I had a pretty interesting talk with a friend the other day.
We talked about how I don’t just do things.
We both know I have negative symptoms, but we agreed that I must also be lazy.
I mean, I know I’m supposed to clean up my apartment, for an expample, so why don’t I just do it? There’s nothing that’s physically keeping me from doing so, and it can’t be because I have better things to do, because I really don’t.
I just get overwhelemd by this feeling of “I don’t want to”, which is not a reason not to do things.
If frustrates me that I can’t just turn my life around and start being cleanly and eating healthy, and that I don’t have any other reasons than “It takes effort” and “I don’t want to”.
It shouldn’t be hard. It isn’t hard.
Why don’t I just do things? Why does it feel like such a struggle?
And why do I feel sad when I’ve cleaned up, like someone forced me to do it against my will?
Is there any way that I can snap out of it?
Do I just need to try harder and get my shite together? It seems to be what people in my life think I should.
That being said, it doesn’t really work well. I get the minimum done. My place isn’t dirty, but it’s far from clean. I make food only because I have to take care of my daughter. I only bathe when I start to smell or have to go somewhere. The APs also add a lot to the negatives.
I should add that some people have thought I just needed motivation, and are trying to motivate my by asking if I won’t feel better afterwards, or telling be about consequences.
I know that a clean home is better, and that I shouldn’t let the dishes sit due to bacterical growth. I know all the things, and I do care, but at the same time, I don’t.
I feel ashamed when people visit me, and I know I’d be more social if I wasn’t embarassed of having to show of a dirty home, too.
It just feels like as long as it only has real consequences for me and nobody else, it’s too easy to just say “it doesn’t matter”.
But why is it like that? Shouldn’t I be able to care about my own wellbeing?
Berru I have the exact same thing. It’s like with the exercise bike, it’s easy, so why don’t I just do it. Well the last 4 days I finally did. I feel so proud of myself. The thing that made me finally do it was that I made a goal of losing 3 pounds for the last half of January and I really need to exercise to meet that goal. Plus I talked to my tdoc about losing weight and we brainstormed ideas for me and it got me motivated and I was also embarrassed by my “I don’t want to” excuses", so the embarrassment is motivating me too honestly.

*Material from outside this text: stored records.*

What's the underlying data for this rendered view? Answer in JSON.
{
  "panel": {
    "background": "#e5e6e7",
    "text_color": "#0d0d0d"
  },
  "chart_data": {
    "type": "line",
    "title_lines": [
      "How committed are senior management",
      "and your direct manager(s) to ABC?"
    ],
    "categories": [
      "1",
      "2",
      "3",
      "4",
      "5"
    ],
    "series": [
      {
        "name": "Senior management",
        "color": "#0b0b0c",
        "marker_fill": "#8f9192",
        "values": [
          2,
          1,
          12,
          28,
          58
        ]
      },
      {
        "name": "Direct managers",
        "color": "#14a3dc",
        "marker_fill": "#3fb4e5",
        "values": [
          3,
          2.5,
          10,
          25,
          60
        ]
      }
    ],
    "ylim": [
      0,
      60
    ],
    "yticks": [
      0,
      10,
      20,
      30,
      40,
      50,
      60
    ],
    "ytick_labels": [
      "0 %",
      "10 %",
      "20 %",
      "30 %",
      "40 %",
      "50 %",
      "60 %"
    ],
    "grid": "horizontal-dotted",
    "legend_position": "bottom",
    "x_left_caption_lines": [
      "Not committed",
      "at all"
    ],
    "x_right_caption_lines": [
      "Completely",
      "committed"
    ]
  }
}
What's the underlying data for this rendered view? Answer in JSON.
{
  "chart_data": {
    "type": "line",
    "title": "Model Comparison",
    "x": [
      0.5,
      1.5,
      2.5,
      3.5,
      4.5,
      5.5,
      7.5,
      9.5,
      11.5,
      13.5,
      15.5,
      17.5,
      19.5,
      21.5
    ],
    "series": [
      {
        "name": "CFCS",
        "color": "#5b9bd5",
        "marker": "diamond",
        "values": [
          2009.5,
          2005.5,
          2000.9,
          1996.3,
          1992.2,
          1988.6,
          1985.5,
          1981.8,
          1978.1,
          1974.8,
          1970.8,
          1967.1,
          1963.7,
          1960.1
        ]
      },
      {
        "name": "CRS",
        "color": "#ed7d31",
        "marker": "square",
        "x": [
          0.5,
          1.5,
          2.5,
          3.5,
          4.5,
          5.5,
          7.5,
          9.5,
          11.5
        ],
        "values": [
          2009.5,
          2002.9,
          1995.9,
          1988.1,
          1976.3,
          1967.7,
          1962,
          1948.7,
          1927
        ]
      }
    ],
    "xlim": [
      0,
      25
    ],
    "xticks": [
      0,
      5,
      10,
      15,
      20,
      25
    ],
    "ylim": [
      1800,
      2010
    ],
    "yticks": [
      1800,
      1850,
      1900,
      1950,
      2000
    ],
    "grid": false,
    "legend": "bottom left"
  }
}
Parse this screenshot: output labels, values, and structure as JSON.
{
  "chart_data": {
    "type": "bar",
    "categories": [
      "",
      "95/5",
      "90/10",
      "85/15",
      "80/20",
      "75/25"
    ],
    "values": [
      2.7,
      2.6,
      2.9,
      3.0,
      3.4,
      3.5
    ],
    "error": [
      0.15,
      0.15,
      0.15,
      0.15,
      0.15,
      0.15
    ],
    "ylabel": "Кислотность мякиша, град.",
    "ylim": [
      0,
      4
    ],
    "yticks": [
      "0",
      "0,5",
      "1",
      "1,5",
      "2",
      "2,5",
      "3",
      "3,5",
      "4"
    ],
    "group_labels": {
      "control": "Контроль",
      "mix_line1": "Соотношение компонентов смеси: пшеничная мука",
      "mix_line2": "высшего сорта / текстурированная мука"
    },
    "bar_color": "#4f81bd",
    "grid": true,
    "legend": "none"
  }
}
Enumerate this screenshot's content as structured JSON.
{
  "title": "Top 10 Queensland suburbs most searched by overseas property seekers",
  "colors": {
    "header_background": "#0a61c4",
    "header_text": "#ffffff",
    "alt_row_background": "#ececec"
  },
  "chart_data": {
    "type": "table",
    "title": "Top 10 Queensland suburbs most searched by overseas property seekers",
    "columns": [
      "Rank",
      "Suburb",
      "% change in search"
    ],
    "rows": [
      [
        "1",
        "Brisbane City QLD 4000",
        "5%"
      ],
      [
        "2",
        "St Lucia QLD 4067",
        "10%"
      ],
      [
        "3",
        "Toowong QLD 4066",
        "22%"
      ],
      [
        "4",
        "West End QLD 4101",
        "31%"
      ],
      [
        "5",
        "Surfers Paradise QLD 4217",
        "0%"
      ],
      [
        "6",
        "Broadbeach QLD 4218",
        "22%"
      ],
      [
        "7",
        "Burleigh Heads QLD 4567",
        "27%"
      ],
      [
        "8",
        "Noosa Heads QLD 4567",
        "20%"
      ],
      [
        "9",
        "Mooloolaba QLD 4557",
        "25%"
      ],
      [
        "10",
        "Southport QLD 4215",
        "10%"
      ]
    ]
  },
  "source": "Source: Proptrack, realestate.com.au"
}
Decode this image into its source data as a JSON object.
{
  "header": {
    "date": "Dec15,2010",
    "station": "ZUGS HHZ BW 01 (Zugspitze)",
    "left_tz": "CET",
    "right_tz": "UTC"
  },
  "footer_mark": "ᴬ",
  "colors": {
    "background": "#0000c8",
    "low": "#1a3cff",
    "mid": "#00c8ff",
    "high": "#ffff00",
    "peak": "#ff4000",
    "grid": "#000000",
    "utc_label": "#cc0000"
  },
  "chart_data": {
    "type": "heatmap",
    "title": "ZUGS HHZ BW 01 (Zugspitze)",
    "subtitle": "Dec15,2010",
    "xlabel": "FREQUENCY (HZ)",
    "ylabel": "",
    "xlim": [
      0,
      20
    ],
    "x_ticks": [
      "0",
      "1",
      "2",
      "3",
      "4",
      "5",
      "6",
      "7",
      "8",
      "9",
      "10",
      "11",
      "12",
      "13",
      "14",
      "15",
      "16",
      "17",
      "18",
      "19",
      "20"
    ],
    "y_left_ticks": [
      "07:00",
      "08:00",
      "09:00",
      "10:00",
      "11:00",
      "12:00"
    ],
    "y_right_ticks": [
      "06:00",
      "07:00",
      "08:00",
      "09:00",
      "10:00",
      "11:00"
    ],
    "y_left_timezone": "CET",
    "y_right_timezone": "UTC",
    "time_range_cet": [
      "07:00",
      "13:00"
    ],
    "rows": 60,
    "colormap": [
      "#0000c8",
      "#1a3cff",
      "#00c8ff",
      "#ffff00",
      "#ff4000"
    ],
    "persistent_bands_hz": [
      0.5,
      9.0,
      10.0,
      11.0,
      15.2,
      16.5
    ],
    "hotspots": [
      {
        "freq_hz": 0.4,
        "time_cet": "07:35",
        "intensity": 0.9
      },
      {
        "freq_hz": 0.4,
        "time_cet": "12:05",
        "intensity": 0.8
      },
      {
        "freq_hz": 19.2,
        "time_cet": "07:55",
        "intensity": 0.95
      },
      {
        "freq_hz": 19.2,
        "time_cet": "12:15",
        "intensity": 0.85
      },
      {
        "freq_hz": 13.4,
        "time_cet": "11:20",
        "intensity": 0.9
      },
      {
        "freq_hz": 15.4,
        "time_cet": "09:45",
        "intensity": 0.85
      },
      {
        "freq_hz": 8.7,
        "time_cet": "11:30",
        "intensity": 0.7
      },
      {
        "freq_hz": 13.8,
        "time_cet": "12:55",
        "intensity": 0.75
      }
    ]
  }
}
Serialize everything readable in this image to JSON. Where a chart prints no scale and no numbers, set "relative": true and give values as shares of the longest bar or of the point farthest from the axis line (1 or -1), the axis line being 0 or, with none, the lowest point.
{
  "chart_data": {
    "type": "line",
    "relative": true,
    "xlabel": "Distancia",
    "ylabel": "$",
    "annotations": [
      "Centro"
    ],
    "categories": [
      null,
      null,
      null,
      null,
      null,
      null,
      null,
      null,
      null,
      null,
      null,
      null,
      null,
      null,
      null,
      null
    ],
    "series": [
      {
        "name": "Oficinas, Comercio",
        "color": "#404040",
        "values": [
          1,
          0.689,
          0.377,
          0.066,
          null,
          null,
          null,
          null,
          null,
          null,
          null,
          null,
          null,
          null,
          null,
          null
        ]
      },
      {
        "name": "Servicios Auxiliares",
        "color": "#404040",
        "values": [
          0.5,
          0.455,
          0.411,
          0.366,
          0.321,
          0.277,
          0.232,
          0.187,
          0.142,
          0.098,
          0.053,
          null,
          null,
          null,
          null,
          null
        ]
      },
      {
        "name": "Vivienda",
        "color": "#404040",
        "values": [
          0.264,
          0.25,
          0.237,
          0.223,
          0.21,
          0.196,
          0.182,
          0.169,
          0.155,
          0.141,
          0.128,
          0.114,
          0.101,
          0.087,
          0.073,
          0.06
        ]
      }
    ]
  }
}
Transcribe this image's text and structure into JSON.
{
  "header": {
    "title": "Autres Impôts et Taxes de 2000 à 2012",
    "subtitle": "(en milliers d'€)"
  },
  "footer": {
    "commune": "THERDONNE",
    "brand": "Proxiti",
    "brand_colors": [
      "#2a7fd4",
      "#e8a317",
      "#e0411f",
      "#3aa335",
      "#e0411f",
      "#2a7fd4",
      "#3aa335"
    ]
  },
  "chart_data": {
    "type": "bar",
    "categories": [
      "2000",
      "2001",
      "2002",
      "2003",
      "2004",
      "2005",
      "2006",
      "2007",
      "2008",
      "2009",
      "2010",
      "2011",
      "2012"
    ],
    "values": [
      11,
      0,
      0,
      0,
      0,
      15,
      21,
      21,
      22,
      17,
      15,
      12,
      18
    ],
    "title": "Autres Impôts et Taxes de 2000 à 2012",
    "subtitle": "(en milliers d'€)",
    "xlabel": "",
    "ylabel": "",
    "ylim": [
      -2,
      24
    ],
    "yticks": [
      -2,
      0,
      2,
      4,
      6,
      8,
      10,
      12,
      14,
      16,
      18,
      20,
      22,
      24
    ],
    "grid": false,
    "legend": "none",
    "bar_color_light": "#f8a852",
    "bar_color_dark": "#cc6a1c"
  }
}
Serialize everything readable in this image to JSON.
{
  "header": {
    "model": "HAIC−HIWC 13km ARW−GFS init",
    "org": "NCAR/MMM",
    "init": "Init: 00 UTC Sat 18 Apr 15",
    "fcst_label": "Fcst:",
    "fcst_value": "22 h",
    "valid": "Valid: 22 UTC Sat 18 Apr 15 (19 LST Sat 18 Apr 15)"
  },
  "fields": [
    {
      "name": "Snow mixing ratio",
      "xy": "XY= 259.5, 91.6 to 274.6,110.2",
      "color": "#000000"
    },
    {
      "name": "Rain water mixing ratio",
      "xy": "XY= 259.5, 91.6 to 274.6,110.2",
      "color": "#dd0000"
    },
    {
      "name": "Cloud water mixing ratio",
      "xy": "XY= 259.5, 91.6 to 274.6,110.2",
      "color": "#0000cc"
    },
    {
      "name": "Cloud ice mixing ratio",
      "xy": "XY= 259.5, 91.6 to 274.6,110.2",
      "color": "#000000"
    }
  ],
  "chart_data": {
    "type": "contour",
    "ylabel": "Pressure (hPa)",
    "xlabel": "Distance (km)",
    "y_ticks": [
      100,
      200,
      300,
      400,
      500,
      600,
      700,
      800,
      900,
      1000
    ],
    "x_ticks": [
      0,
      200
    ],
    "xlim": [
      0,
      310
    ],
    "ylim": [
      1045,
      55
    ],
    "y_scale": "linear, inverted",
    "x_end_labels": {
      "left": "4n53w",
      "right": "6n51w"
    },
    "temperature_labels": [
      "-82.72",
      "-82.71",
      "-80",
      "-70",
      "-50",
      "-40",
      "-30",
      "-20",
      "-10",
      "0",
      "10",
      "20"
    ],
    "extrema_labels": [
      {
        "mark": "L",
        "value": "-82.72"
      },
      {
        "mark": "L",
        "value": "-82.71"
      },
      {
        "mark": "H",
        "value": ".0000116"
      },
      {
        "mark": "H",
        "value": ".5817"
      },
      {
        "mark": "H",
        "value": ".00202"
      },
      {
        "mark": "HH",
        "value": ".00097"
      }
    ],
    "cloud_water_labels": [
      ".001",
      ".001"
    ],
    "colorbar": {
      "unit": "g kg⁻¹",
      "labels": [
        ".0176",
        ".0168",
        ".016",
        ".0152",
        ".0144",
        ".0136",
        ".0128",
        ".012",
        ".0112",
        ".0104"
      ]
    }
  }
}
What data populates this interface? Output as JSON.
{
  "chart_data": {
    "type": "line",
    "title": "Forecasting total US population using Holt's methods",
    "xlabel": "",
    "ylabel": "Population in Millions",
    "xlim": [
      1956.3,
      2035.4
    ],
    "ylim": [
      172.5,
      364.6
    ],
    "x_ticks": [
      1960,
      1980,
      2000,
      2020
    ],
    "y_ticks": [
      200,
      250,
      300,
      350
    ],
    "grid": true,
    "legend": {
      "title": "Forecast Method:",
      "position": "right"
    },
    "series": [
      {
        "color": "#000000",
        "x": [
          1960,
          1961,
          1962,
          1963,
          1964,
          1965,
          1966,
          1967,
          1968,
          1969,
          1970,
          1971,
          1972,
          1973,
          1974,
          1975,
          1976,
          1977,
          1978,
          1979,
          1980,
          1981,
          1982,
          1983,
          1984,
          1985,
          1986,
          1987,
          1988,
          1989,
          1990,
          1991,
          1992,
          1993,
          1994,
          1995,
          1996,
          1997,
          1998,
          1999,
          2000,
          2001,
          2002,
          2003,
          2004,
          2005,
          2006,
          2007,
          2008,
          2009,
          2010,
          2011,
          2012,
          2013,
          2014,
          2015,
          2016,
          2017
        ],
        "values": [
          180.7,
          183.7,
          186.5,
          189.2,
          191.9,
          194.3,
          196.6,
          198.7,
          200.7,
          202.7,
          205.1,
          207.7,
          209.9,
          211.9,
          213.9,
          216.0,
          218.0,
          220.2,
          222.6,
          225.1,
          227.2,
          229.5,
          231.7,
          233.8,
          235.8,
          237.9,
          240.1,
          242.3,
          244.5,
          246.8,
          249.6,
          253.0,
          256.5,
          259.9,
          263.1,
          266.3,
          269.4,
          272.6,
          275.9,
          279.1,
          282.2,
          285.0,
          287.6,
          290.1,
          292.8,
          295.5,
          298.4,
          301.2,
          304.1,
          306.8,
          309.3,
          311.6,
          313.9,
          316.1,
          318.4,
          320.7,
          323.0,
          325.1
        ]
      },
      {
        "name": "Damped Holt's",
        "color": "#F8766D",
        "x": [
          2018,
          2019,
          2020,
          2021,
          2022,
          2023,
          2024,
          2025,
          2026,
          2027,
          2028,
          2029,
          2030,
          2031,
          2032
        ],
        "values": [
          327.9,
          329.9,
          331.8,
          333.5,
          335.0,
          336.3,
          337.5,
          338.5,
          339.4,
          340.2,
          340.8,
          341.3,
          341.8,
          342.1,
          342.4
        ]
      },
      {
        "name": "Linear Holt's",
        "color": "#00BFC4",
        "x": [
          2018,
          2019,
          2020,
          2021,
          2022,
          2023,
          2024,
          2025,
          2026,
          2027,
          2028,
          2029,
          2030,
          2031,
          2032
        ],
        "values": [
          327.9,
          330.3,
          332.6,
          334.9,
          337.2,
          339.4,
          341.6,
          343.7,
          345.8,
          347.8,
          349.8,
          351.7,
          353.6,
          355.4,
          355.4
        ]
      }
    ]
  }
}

Maybe you can try setting a little goals for yourself like tidy up for 10 minutes each day at noon and not eat sugar or prepared food for a week. Once you accomplish some little thing maybe you will get more motivation. It will snowball in a good way. That’s what I’m hoping for myself anyway. So far so good.
That’s a very good explanation for someone that doesn’t know what avolition feels like.
Blame the negatives. You’re not lazy, you’re sick. You can always try to push through them, but it’s not easy. Pick one small thing and make that your goal.
For instance, I changed the way I deal with dishes. Instead of just setting my plate on the kitchen counter to deal with later, after eating I clean the plate. It’s a pain in the ass while I’m doing it, but that’s just the way things are.
I also don’t really do that anymore because we have a dishwasher now, so I just make sure the plate is loaded I’m the dishwasher. But same concept.
I can relate; I don’t want to clean either and I really have to force myself to. It just feels pointless even though I know I feel better when my house is clean. I have no advice, really, since I’m in the same boat and there’s no answer in sight, but yeah, you’re not alone.
I found it helps to ask someone to help me start a task. Then I can usually keep going on my own and finish up. Its the getting into motion that disables me.